Une fois qu’on arrive à lire une phrase avec ses voyelles écrites, on passe à l’exercice suivant qui consiste à reconnaître les mêmes mots, sans voyelles. Il faut donc reconnaître la forme des consonnes, puis la racine, et enfin y mettre les bonnes voyelles, que l’on choisira selon le contexte. On en est à peine au deuxième jour de la semaine !
Attention à ne pas confondre ces voyelles avec deux autres signes diacritiques très utiles :
- le point, qui différencie des lettres à la graphie très proche, comme par exemple : ـبـ (b), ـتـ (t), ـثـ (ṯ), ـنـ (n) et ـيـ (y)
- et la hamza, qui marque le coup de glotte et s’écrit tantôt comme une lettre à part entière, tantôt comme un diacritique : ٱ ئ ؤ إ أ
Les racines
J’ai parlé plus haut de racine.
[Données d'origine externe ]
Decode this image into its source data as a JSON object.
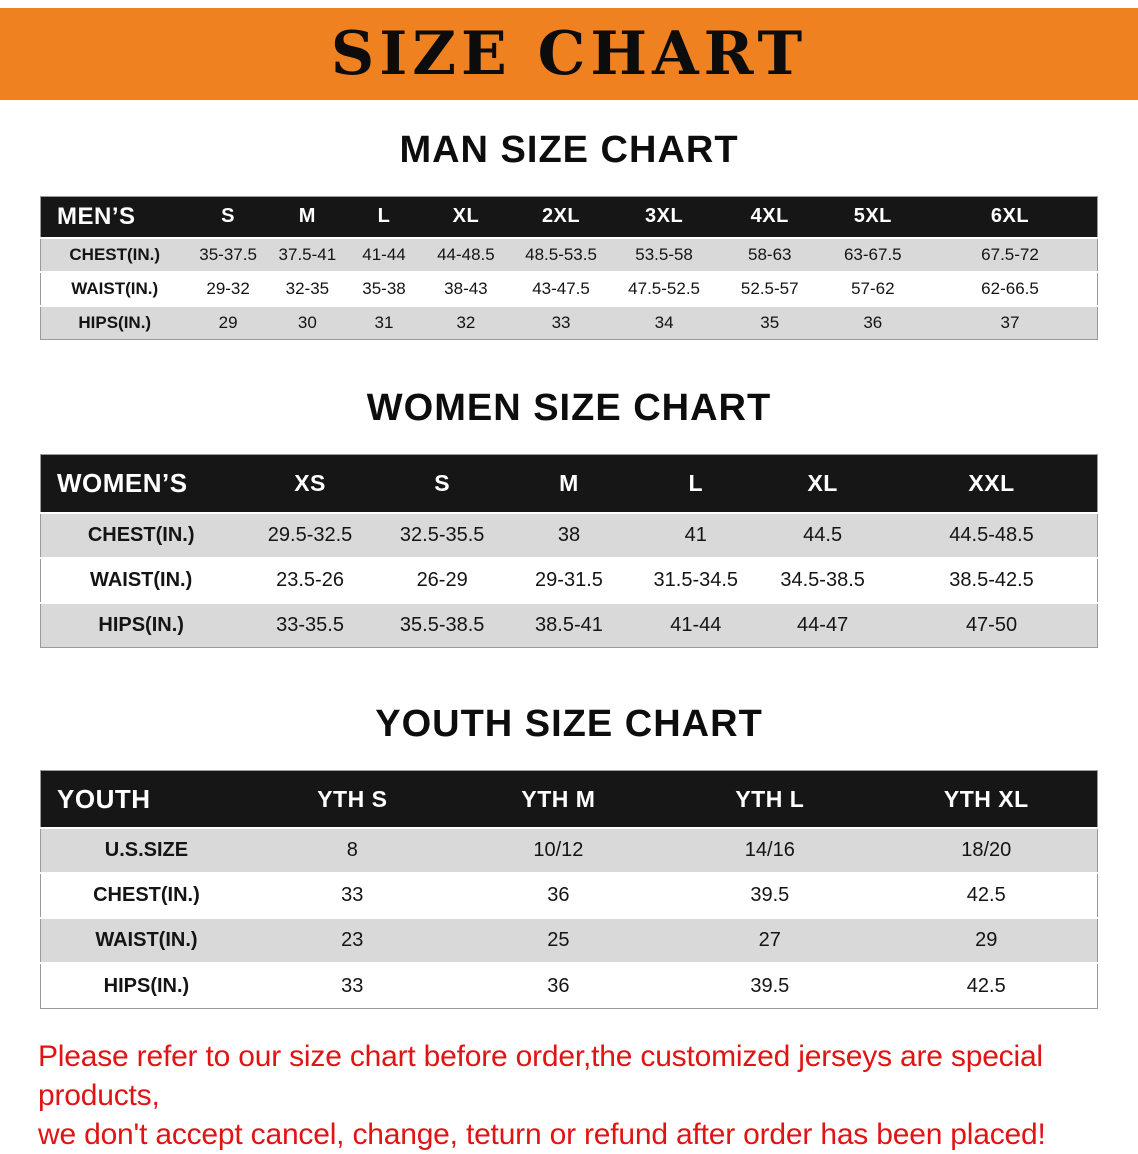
{
  "banner": {
    "title": "SIZE CHART"
  },
  "sections": {
    "men": {
      "heading": "MAN SIZE CHART"
    },
    "women": {
      "heading": "WOMEN SIZE CHART"
    },
    "youth": {
      "heading": "YOUTH SIZE CHART"
    }
  },
  "chart_data": [
    {
      "type": "table",
      "name": "men",
      "title": "MAN SIZE CHART",
      "header": [
        "MEN’S",
        "S",
        "M",
        "L",
        "XL",
        "2XL",
        "3XL",
        "4XL",
        "5XL",
        "6XL"
      ],
      "rows": [
        [
          "CHEST(IN.)",
          "35-37.5",
          "37.5-41",
          "41-44",
          "44-48.5",
          "48.5-53.5",
          "53.5-58",
          "58-63",
          "63-67.5",
          "67.5-72"
        ],
        [
          "WAIST(IN.)",
          "29-32",
          "32-35",
          "35-38",
          "38-43",
          "43-47.5",
          "47.5-52.5",
          "52.5-57",
          "57-62",
          "62-66.5"
        ],
        [
          "HIPS(IN.)",
          "29",
          "30",
          "31",
          "32",
          "33",
          "34",
          "35",
          "36",
          "37"
        ]
      ]
    },
    {
      "type": "table",
      "name": "women",
      "title": "WOMEN SIZE CHART",
      "header": [
        "WOMEN’S",
        "XS",
        "S",
        "M",
        "L",
        "XL",
        "XXL"
      ],
      "rows": [
        [
          "CHEST(IN.)",
          "29.5-32.5",
          "32.5-35.5",
          "38",
          "41",
          "44.5",
          "44.5-48.5"
        ],
        [
          "WAIST(IN.)",
          "23.5-26",
          "26-29",
          "29-31.5",
          "31.5-34.5",
          "34.5-38.5",
          "38.5-42.5"
        ],
        [
          "HIPS(IN.)",
          "33-35.5",
          "35.5-38.5",
          "38.5-41",
          "41-44",
          "44-47",
          "47-50"
        ]
      ]
    },
    {
      "type": "table",
      "name": "youth",
      "title": "YOUTH SIZE CHART",
      "header": [
        "YOUTH",
        "YTH S",
        "YTH M",
        "YTH L",
        "YTH XL"
      ],
      "rows": [
        [
          "U.S.SIZE",
          "8",
          "10/12",
          "14/16",
          "18/20"
        ],
        [
          "CHEST(IN.)",
          "33",
          "36",
          "39.5",
          "42.5"
        ],
        [
          "WAIST(IN.)",
          "23",
          "25",
          "27",
          "29"
        ],
        [
          "HIPS(IN.)",
          "33",
          "36",
          "39.5",
          "42.5"
        ]
      ]
    }
  ],
  "footer": {
    "line1": "Please refer to our size chart before order,the customized jerseys are special products,",
    "line2": "we don't accept cancel, change, teturn or refund after order has been placed!"
  },
  "colors": {
    "banner_orange": "#f08121",
    "header_black": "#161616",
    "row_gray": "#d9d9d9",
    "footer_red": "#e01414"
  }
}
Les mots arabes, comme dans les autres langues sémitiques, se forment sur des racines composées le plus souvent de trois consonnes (on les dit trilitères ou triconsonantiques), mais parfois aussi de quatre consonnes (les quadrilitères ou quadriconsonantiques), ou de deux consonnes (les biconsonantiques). On en dénombre environ 5 000.
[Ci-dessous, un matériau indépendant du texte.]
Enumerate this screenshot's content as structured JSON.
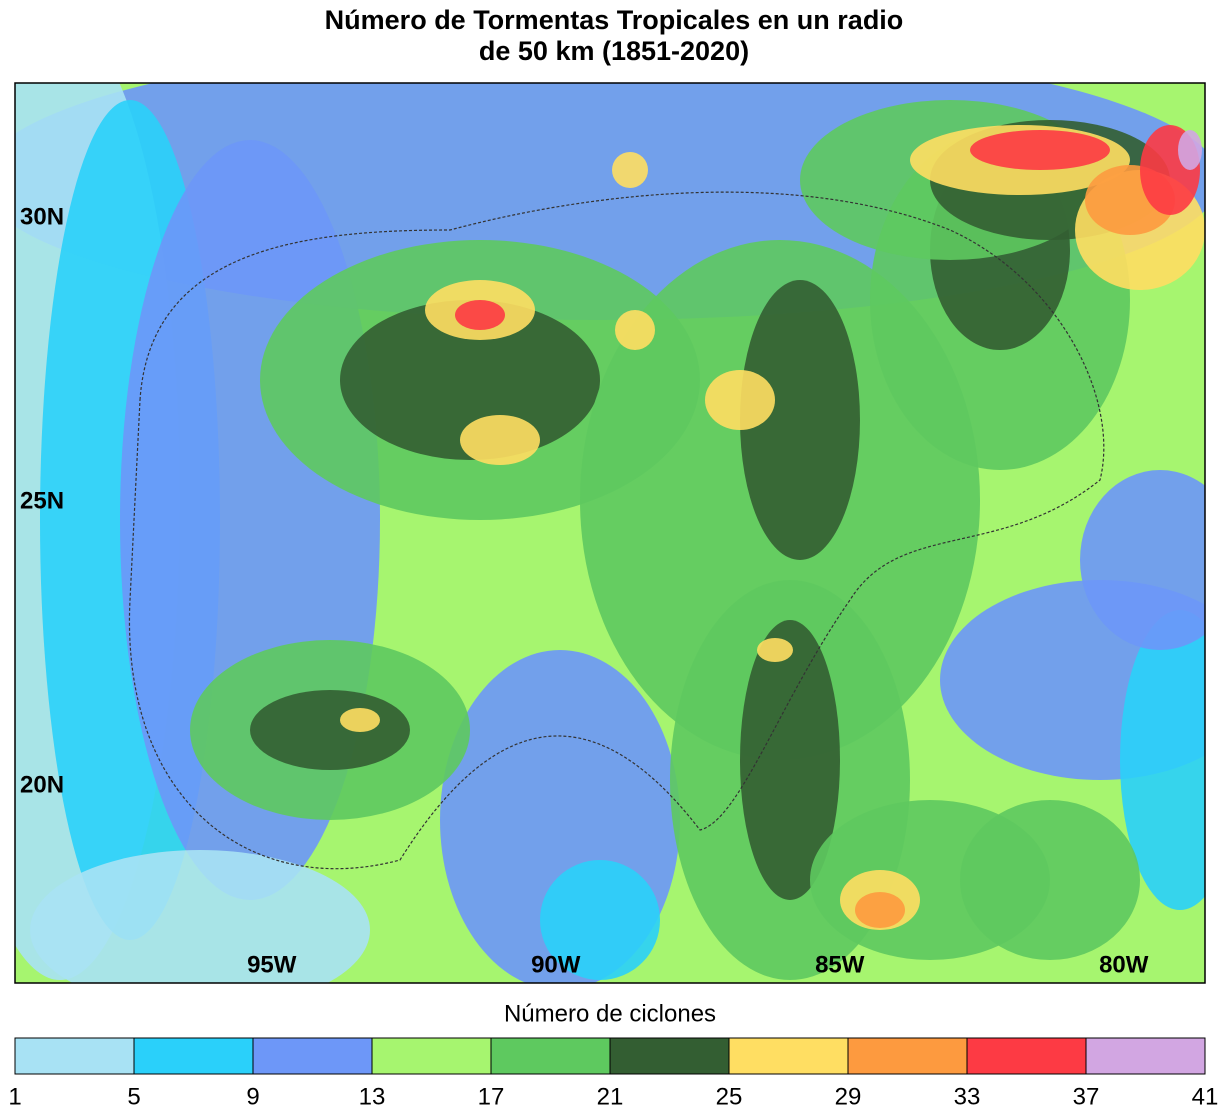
{
  "map": {
    "title_lines": [
      "Número de Tormentas Tropicales en un radio",
      "de 50 km (1851-2020)"
    ],
    "xlim": [
      -99.52,
      -78.57
    ],
    "ylim": [
      16.53,
      32.38
    ],
    "lat_ticks": [
      {
        "value": 30,
        "label": "30N"
      },
      {
        "value": 25,
        "label": "25N"
      },
      {
        "value": 20,
        "label": "20N"
      }
    ],
    "lon_ticks": [
      {
        "value": -95,
        "label": "95W"
      },
      {
        "value": -90,
        "label": "90W"
      },
      {
        "value": -85,
        "label": "85W"
      },
      {
        "value": -80,
        "label": "80W"
      }
    ]
  },
  "colorbar": {
    "label": "Número de ciclones",
    "lim": [
      1,
      41
    ],
    "ticks": [
      1,
      5,
      9,
      13,
      17,
      21,
      25,
      29,
      33,
      37,
      41
    ],
    "colors": [
      "#a8e2f4",
      "#2ad0fa",
      "#6d97f8",
      "#a6f56f",
      "#5ec95f",
      "#335e32",
      "#ffde62",
      "#fd9a3f",
      "#fd3a44",
      "#d2a6e2"
    ]
  }
}
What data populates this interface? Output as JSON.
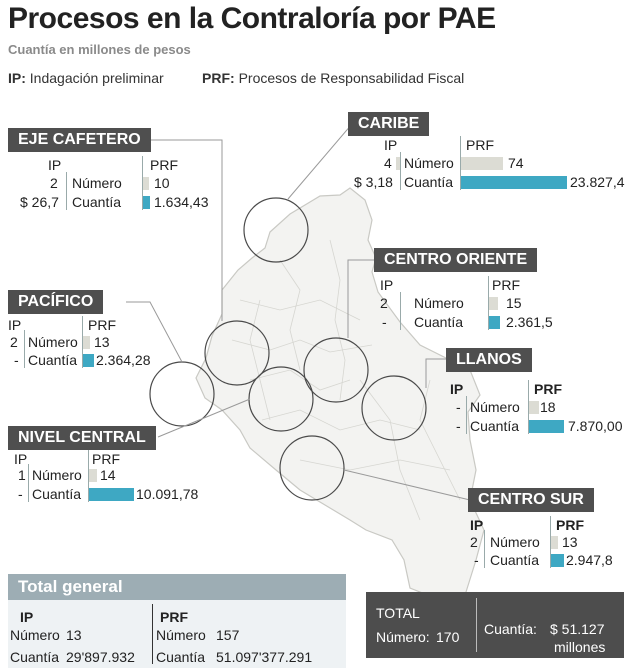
{
  "title": "Procesos en la Contraloría por PAE",
  "subtitle": "Cuantía en millones de pesos",
  "legend": {
    "ip_abbr": "IP:",
    "ip_text": "Indagación preliminar",
    "prf_abbr": "PRF:",
    "prf_text": "Procesos de Responsabilidad Fiscal"
  },
  "labels": {
    "ip": "IP",
    "prf": "PRF",
    "numero": "Número",
    "cuantia": "Cuantía"
  },
  "regions": {
    "eje_cafetero": {
      "name": "EJE CAFETERO",
      "ip_num": "2",
      "ip_cuantia": "$ 26,7",
      "prf_num": "10",
      "prf_cuantia": "1.634,43",
      "prf_num_value": 10,
      "prf_cuantia_value": 1634.43
    },
    "caribe": {
      "name": "CARIBE",
      "ip_num": "4",
      "ip_cuantia": "$ 3,18",
      "prf_num": "74",
      "prf_cuantia": "23.827,4",
      "prf_num_value": 74,
      "prf_cuantia_value": 23827.4
    },
    "centro_oriente": {
      "name": "CENTRO ORIENTE",
      "ip_num": "2",
      "ip_cuantia": "-",
      "prf_num": "15",
      "prf_cuantia": "2.361,5",
      "prf_num_value": 15,
      "prf_cuantia_value": 2361.5
    },
    "pacifico": {
      "name": "PACÍFICO",
      "ip_num": "2",
      "ip_cuantia": "-",
      "prf_num": "13",
      "prf_cuantia": "2.364,28",
      "prf_num_value": 13,
      "prf_cuantia_value": 2364.28
    },
    "llanos": {
      "name": "LLANOS",
      "ip_num": "-",
      "ip_cuantia": "-",
      "prf_num": "18",
      "prf_cuantia": "7.870,00",
      "prf_num_value": 18,
      "prf_cuantia_value": 7870.0
    },
    "nivel_central": {
      "name": "NIVEL CENTRAL",
      "ip_num": "1",
      "ip_cuantia": "-",
      "prf_num": "14",
      "prf_cuantia": "10.091,78",
      "prf_num_value": 14,
      "prf_cuantia_value": 10091.78
    },
    "centro_sur": {
      "name": "CENTRO SUR",
      "ip_num": "2",
      "ip_cuantia": "-",
      "prf_num": "13",
      "prf_cuantia": "2.947,8",
      "prf_num_value": 13,
      "prf_cuantia_value": 2947.8
    }
  },
  "total_general": {
    "header": "Total general",
    "ip_label": "IP",
    "prf_label": "PRF",
    "ip_numero": "13",
    "ip_cuantia": "29'897.932",
    "prf_numero": "157",
    "prf_cuantia": "51.097'377.291"
  },
  "total": {
    "label": "TOTAL",
    "numero_label": "Número:",
    "numero": "170",
    "cuantia_label": "Cuantía:",
    "cuantia_value": "$ 51.127",
    "cuantia_unit": "millones"
  },
  "colors": {
    "dark_box": "#4f4f4f",
    "bar_blue": "#3ea8c3",
    "bar_gray": "#dcdcd4",
    "total_header": "#9dadb4"
  }
}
À partir de ces racines, on peut produire tout un ensemble de mots du même champ sémantique en les modulant avec des schèmes, des groupes de voyelles, au nombre de quelques centaines. Ces schèmes sont associés à des types (verbe, nom, adjectif…) et des sens particuliers (forme verbale, qualificatif, diminutif…).
Prenons l’exemple classique de la racine k-t-b (ك-ت-ب), correspondant à l’idée de mettre par écrit. Elle permet de former les mots et les formes conjuguées suivantes (entre autres) :
- كِتَابٌ (kitâbũ, livre)
- كَاتِبٌ (kâtibũ, écrivain, secrétaire)
- كُتَّابٌ (kut²âbũ, école primaire, écrivains, secrétaires)
- مَكْتُوبٌ (maktûbũ, chose écrite, destinée)
- كَتَبَ (kataba, il a écrit)
- كُتِبَ (kutiba, il a été écrit)
Le nombre en arabe
La langue arabe compte trois nombres : le singulier, le duel (quand deux objets sont dénombrés), et le pluriel. Les pluriels masculins et féminins sont formés par l’ajout de suffixes (ونَ au nominatif masculin, et اتٌ au nominatif féminin).
Un autre pluriel existe : le pluriel interne. Il se forme en réorganisant les voyelles intercalées entre les consonnes radicales. En voici quelques exemple :
- كِتَابٌ (kitâbũ, un livre), كُتُبٌ (kutubũ, des livres)
- طَبِيب (ṭabīb, un médecin), أطباء (ʾaṭibbāʾ, des médecins)
- بِنْتٌ (bintũ, une fille), بِنَاتٌ (binâtũ, des filles)
Les nombres en arabe
Ce qu’on appelle communément « chiffres arabes » est l’ensemble des caractères qui représentent les chiffres de zéro à neuf. Inventés en Inde vers le IIIe siècle avant J.-C., ils ont transité au sein de la civilisation arabe à partir du IXe siècle avant d’arriver en Europe au Xe siècle. Le mot « chiffre » vient d’ailleurs de l’arabe صفر (ṣifr), qui signifie zéro, l’innovation la plus importante de ce système numérique.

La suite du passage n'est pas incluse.